I'll spare you the arcane details, but we bat messages back and forth and Bob eventually accepts that, in this case, the data are pretty meaningless. But he understandably rejects suggestions from elsewhere that all pollsters are “some sort of fortune-tellers, reading palms or tea leaves”. I agree. He muses: “We reported to my first political client, Harold Wilson, on the Tuesday before the 1970 election that the Tories had a two-point lead and he dismissed this, saying to colleagues that 'Bob's only been in the country less than a year and doesn't really understand British politics'. You may recall he lost on the Thursday.”

Old story plus new book equals more controversy
A forthcoming book by a staffer at Bear Stearns has re-ignited suggestions that the bank's collapse was not helped by traders at Goldman Sachs. Fox Business News claims to have one of the few advance copies of Bear Trap, which will be published next month. The writer says that e-mails from Goldmans were the trigger for short-selling in the bank's shares, a story that has already done the rounds and been firmly denied by Goldmans, and that its Lloyd Blankfein spoke to Bear chief executive Alan Schwartz to deny the rumours. “It's a terrific story but it lacks one essential element. It isn't true,” Goldmans insists. “We went out of our way to be helpful to Bear Stearns and the senior management of the company before it hit the buffers knew that.”

Sign of the times: those spam messages urging me to invest in this or that stock “which is going to EXPLODE!” that were so common a year ago seem to have disappeared. Have the boiler rooms and dodgy brokers peddling them gone bust? Instead, the latest round of spam I see urges me, in serious tones, to act against various porn websites and the trafficking of women, etc, etc, by blocking them. It then provides a long list of addresses of such sites. Is this genuine or, as I assume, a double-bluff by the pornographers?

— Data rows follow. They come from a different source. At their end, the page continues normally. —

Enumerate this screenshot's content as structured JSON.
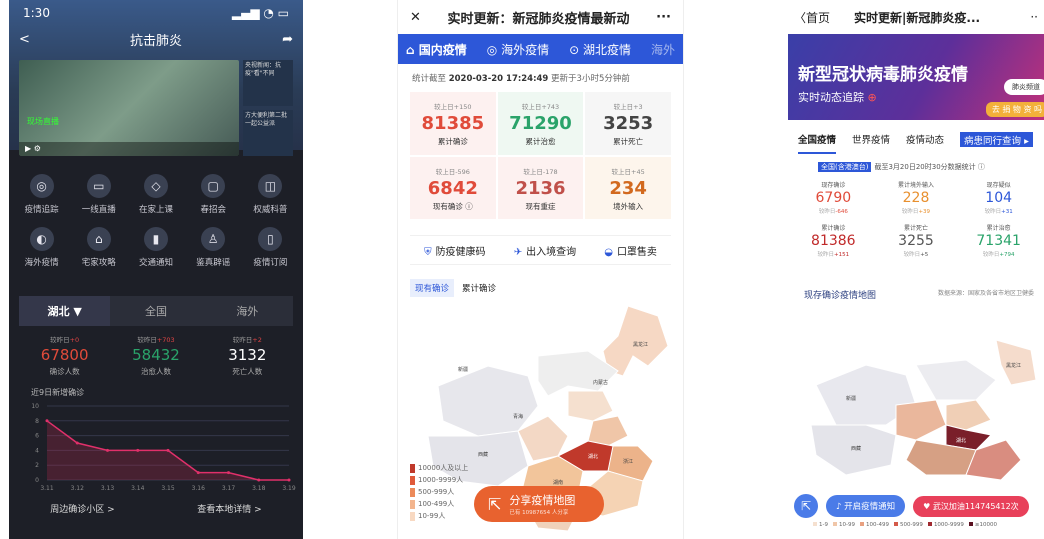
{
  "colors": {
    "red": "#e04b3a",
    "green": "#2aa36a",
    "blue": "#2d57d8",
    "orange": "#e8622f"
  },
  "p1": {
    "time": "1:30",
    "title": "抗击肺炎",
    "live": "现场直播",
    "side": [
      "央视新闻：抗疫\"看\"不同",
      "方大便利第二批一起公益派"
    ],
    "grid": [
      {
        "label": "疫情追踪",
        "icon": "◎"
      },
      {
        "label": "一线直播",
        "icon": "▭"
      },
      {
        "label": "在家上课",
        "icon": "◇"
      },
      {
        "label": "春招会",
        "icon": "▢"
      },
      {
        "label": "权威科普",
        "icon": "◫"
      },
      {
        "label": "海外疫情",
        "icon": "◐"
      },
      {
        "label": "宅家攻略",
        "icon": "⌂"
      },
      {
        "label": "交通通知",
        "icon": "▮"
      },
      {
        "label": "鉴真辟谣",
        "icon": "♙"
      },
      {
        "label": "疫情订阅",
        "icon": "▯"
      }
    ],
    "tabs": [
      "湖北 ▼",
      "全国",
      "海外"
    ],
    "stats": [
      {
        "diff_prefix": "较昨日",
        "diff": "+0",
        "value": "67800",
        "label": "确诊人数",
        "color": "#e04b3a"
      },
      {
        "diff_prefix": "较昨日",
        "diff": "+703",
        "value": "58432",
        "label": "治愈人数",
        "color": "#2aa36a"
      },
      {
        "diff_prefix": "较昨日",
        "diff": "+2",
        "value": "3132",
        "label": "死亡人数",
        "color": "#ffffff"
      }
    ],
    "chart_label": "近9日新增确诊",
    "footer": [
      "周边确诊小区 >",
      "查看本地详情 >"
    ]
  },
  "chart_data": {
    "type": "line",
    "title": "近9日新增确诊",
    "categories": [
      "3.11",
      "3.12",
      "3.13",
      "3.14",
      "3.15",
      "3.16",
      "3.17",
      "3.18",
      "3.19"
    ],
    "values": [
      8,
      5,
      4,
      4,
      4,
      1,
      1,
      0,
      0
    ],
    "ylim": [
      0,
      10
    ],
    "yticks": [
      0,
      2,
      4,
      6,
      8,
      10
    ]
  },
  "p2": {
    "title": "实时更新：新冠肺炎疫情最新动",
    "tabs": [
      "国内疫情",
      "海外疫情",
      "湖北疫情",
      "海外"
    ],
    "update_prefix": "统计截至 ",
    "update_time": "2020-03-20 17:24:49",
    "update_suffix": " 更新于3小时5分钟前",
    "cards": [
      {
        "diff": "较上日+150",
        "value": "81385",
        "label": "累计确诊",
        "color": "#e04b3a",
        "bg": "#fdf1f0"
      },
      {
        "diff": "较上日+743",
        "value": "71290",
        "label": "累计治愈",
        "color": "#2aa36a",
        "bg": "#eff8f2"
      },
      {
        "diff": "较上日+3",
        "value": "3253",
        "label": "累计死亡",
        "color": "#444444",
        "bg": "#f6f6f6"
      },
      {
        "diff": "较上日-596",
        "value": "6842",
        "label": "现有确诊 ⓘ",
        "color": "#e04b3a",
        "bg": "#fdf1f0"
      },
      {
        "diff": "较上日-178",
        "value": "2136",
        "label": "现有重症",
        "color": "#c0504a",
        "bg": "#fdf1f0"
      },
      {
        "diff": "较上日+45",
        "value": "234",
        "label": "境外输入",
        "color": "#d2691e",
        "bg": "#fdf5ec"
      }
    ],
    "services": [
      "防疫健康码",
      "出入境查询",
      "口罩售卖"
    ],
    "map_tabs": [
      "现有确诊",
      "累计确诊"
    ],
    "legend": [
      "10000人及以上",
      "1000-9999人",
      "500-999人",
      "100-499人",
      "10-99人"
    ],
    "share": "分享疫情地图",
    "share_sub": "已有 10987654 人分享"
  },
  "p3": {
    "back": "〈首页",
    "title": "实时更新|新冠肺炎疫...",
    "banner_title": "新型冠状病毒肺炎疫情",
    "banner_sub": "实时动态追踪",
    "pill": "肺炎频道",
    "pill2": "去 捐 物 资 吗",
    "tabs": [
      "全国疫情",
      "世界疫情",
      "疫情动态",
      "病患同行查询 ▸"
    ],
    "hk_tag": "全国(含港澳台)",
    "hk_text": "截至3月20日20时30分数据统计 ⓘ",
    "stats": [
      {
        "label": "现存确诊",
        "value": "6790",
        "diff_prefix": "较昨日",
        "diff": "-646",
        "color": "#e04b3a"
      },
      {
        "label": "累计境外输入",
        "value": "228",
        "diff_prefix": "较昨日",
        "diff": "+39",
        "color": "#e8902f"
      },
      {
        "label": "现存疑似",
        "value": "104",
        "diff_prefix": "较昨日",
        "diff": "+31",
        "color": "#2d57d8"
      },
      {
        "label": "累计确诊",
        "value": "81386",
        "diff_prefix": "较昨日",
        "diff": "+151",
        "color": "#c02a2a"
      },
      {
        "label": "累计死亡",
        "value": "3255",
        "diff_prefix": "较昨日",
        "diff": "+5",
        "color": "#555555"
      },
      {
        "label": "累计治愈",
        "value": "71341",
        "diff_prefix": "较昨日",
        "diff": "+794",
        "color": "#2aa36a"
      }
    ],
    "map_title": "现存确诊疫情地图",
    "map_source": "数据来源：国家及各省市地区卫健委",
    "notify": "开启疫情通知",
    "cheer": "武汉加油114745412次",
    "legend": [
      "1-9",
      "10-99",
      "100-499",
      "500-999",
      "1000-9999",
      "≥10000"
    ]
  }
}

There is a campaign among disappointed customers of Wrapit, the crashed wedding list firm, to get as many friends and contacts as possible to take their accounts away from HSBC, the bank that pulled the plug. There is also the suggestion that this could be the start of a campaign on Facebook. “I cannot see what we have to lose by entertaining even the most far-fetched notions in these awful circumstances,” one says. It has been made much easier for the campaigners to co-operate with each other because the e-mail they each received from Wrapit included everyone else's address. Possibly by error. Possibly not.